In designing the interview structure to evaluat digital Literacy, the research focused on content related to digital device operation, digital social interaction, digital finance, and so on. The interview design included seven major categories and 11 subcategories, covering areas such as the daily operation and use of mobile phones and other electronic devices, information acquisition and transmission, digital information searching, video games, and online social interactions. The response options for the questions were as follows: 1 = frequently used, 2 = infrequently used, 3 = not used, and both 1 and 2 were categorized within the range of usage. For the interview structure regarding influencing factors, the content was designed around six aspects with 13 subcategories, age, marital status, education level, living conditions, income level, and health status. Toevaluate the health status of elderly rural residents, a self-assessment method was employed based on the “Chinese Healthy Elderly Standard” published by the National Health Commission of China [29]. Health status was categorized into three levels: healthy (80 ≤ health ≤ 100 points), Generally Healthy (60 ≤ Generally Healthy < 80 points), and unhealthy (< 60 points). The basic characteristics, digital literacy levels, and influencing factors of the interviewed elderly participants are summarized in Table 1.
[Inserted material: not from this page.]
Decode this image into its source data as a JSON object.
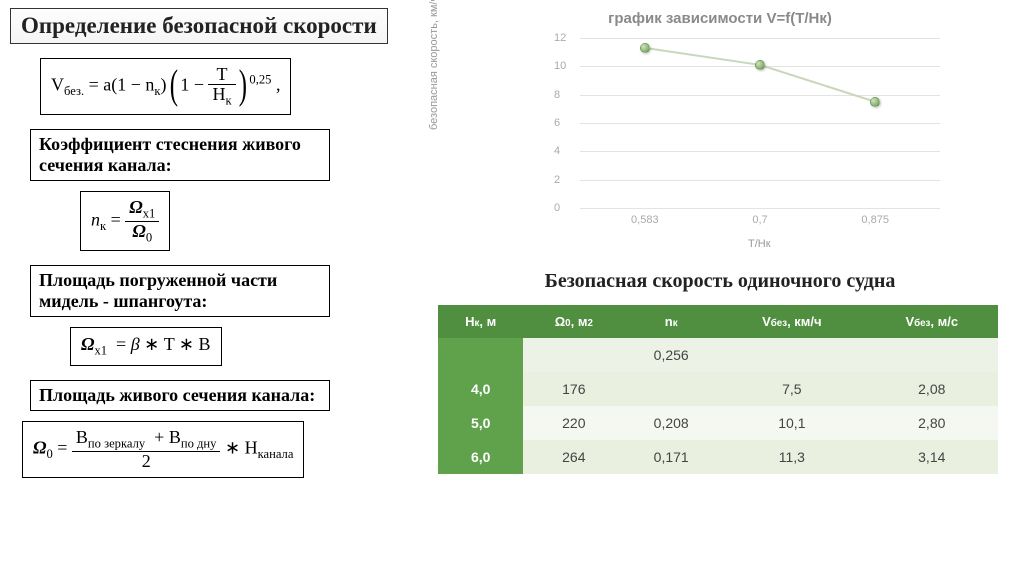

This study used the internationally recognized SPSS software to analyze the correlation between digital literacy and its influencing factors among the elderly. Using SPSS, the relationship between digital literacy and influencing factors was examined to determine whether there was a correlation and the degree of that correlation. According to the analysis in Table 2, the average age of males was 71.26 years, females 70.19 years, and the overall average age of the study subjects was 70.71 years, with a standard deviation of 4.97. A P-value < 0.001 indicates that there is a significant difference between the average ages of the two groups, and this difference is highly unlikely to be due to chance. In terms of average years of education, rural males had an average of 9.8 years, females 9.1 years, and the elderly sample hads an average of 9.46 years, with a standard deviation of 0.03. A P-value < 0.001 indicates that the difference is highly statistically significant and unlikely to be due to chance. For self-rated health, the internationally recognized self-rated health value (1–5) was used [30]. The self-rated health value for males is 2.39, for females 2.48, and the overall average self-rated health value for the elderly sample is 2.45, with a standard deviation of 0.799. A P-value < 0.001 indicates that the difference in self-rated health values between the two groups is statistically significant, meaning that this difference is highly unlikely to be caused by random error. In terms of weekly digital information usage time, elderly males spend an average of 8.69 h per week, while females spend an average of 7.52 h per week. The overall average weekly digital information usage time for the elderly sample was 8.15 h, with a standard deviation of 9.42. A P-value < 0.001 indicates that the difference in weekly information technology usage time between males and females is highly statistically significant, meaning that this difference is not random. Therefore, the interview and survey data are of practical significance.